A Fast and Scalable Method for A-Optimal Design of Experiments for Infinite-dimensional Bayesian Nonlinear Inverse Problems

Abstract: We address the problem of optimal experimental design (OED) for Bayesian nonlinear inverse problems governed by PDEs. The goal is to find a placement of sensors, at which experimental data are collected, so as to minimize the uncertainty in the inferred parameter field. We formulate the OED objective function by generalizing the classical A-optimal experimental design criterion using the expected value of the trace of the posterior covariance. We seek a method that solves the OED problem at a cost (measured in the number of forward PDE solves) that is independent of both the parameter and sensor dimensions. To facilitate this, we construct a Gaussian approximation to the posterior at the maximum a posteriori probability (MAP) point, and use the resulting covariance operator to define the OED objective function. We use randomized trace estimation to compute the trace of this (implicitly defined) covariance operator.

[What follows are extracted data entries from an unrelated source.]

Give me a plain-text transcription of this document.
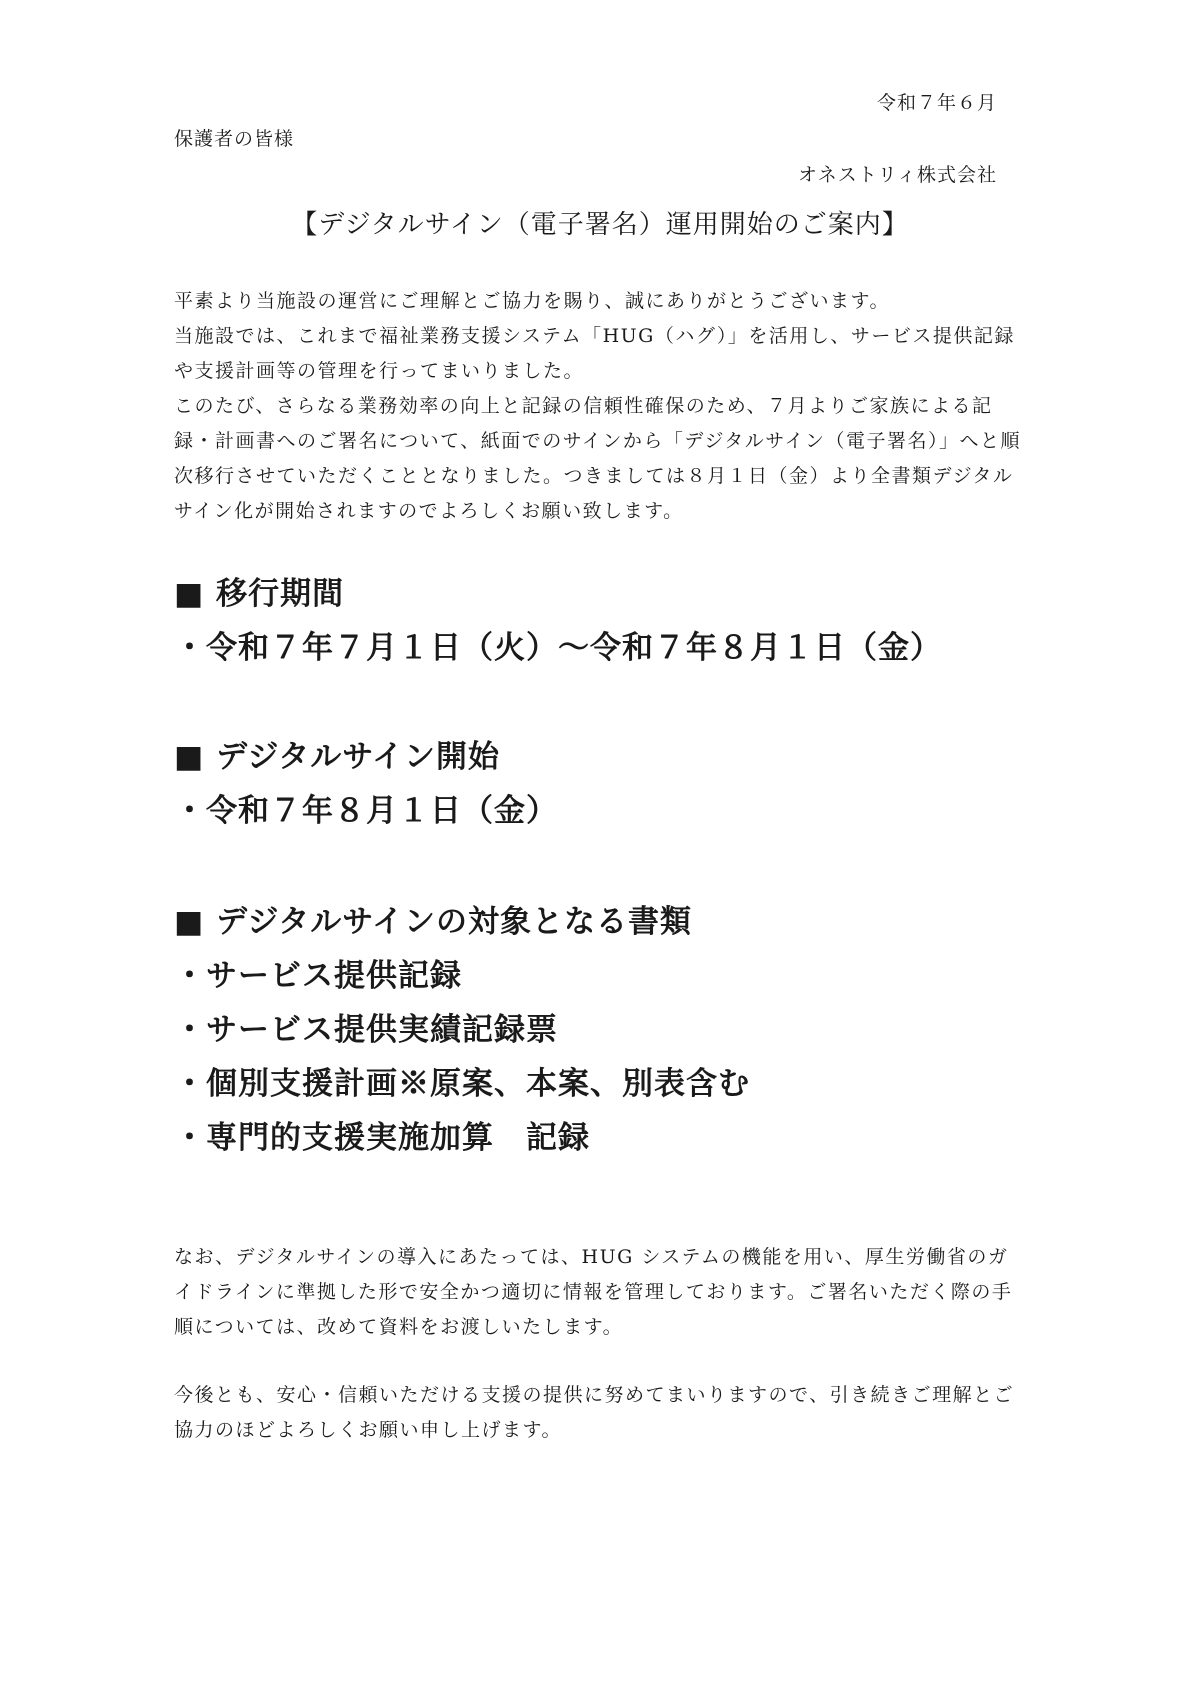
令和７年６月
保護者の皆様
オネストリィ株式会社
【デジタルサイン（電子署名）運用開始のご案内】

平素より当施設の運営にご理解とご協力を賜り、誠にありがとうございます。

当施設では、これまで福祉業務支援システム「HUG（ハグ）」を活用し、サービス提供記録や支援計画等の管理を行ってまいりました。

このたび、さらなる業務効率の向上と記録の信頼性確保のため、７月よりご家族による記録・計画書へのご署名について、紙面でのサインから「デジタルサイン（電子署名）」へと順次移行させていただくこととなりました。つきましては８月１日（金）より全書類デジタルサイン化が開始されますのでよろしくお願い致します。

■ 移行期間
・令和７年７月１日（火）～令和７年８月１日（金）
■ デジタルサイン開始
・令和７年８月１日（金）
■ デジタルサインの対象となる書類
・サービス提供記録
・サービス提供実績記録票
・個別支援計画※原案、本案、別表含む
・専門的支援実施加算　記録

なお、デジタルサインの導入にあたっては、HUG システムの機能を用い、厚生労働省のガイドラインに準拠した形で安全かつ適切に情報を管理しております。ご署名いただく際の手順については、改めて資料をお渡しいたします。

今後とも、安心・信頼いただける支援の提供に努めてまいりますので、引き続きご理解とご協力のほどよろしくお願い申し上げます。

The resulting OED problem includes as constraints the PDEs characterizing the MAP point, and the PDEs describing the action of the covariance operator to vectors. The sparsity of the sensor configurations is controlled using sparsifying penalty functions. We elaborate our OED method for the problem of determining the sensor placement to best infer the coefficient of an elliptic PDE. Adjoint methods are used to compute the gradient of the PDE-constrained OED objective function. We provide numerical results for inference of the permeability field in a porous medium flow problem, and demonstrate that the number of PDE solves required for the evaluation of the OED objective function and its gradient is essentially independent of both the parameter and sensor dimensions. The number of quasi-Newton iterations for computing an OED also exhibits the same dimension invariance properties.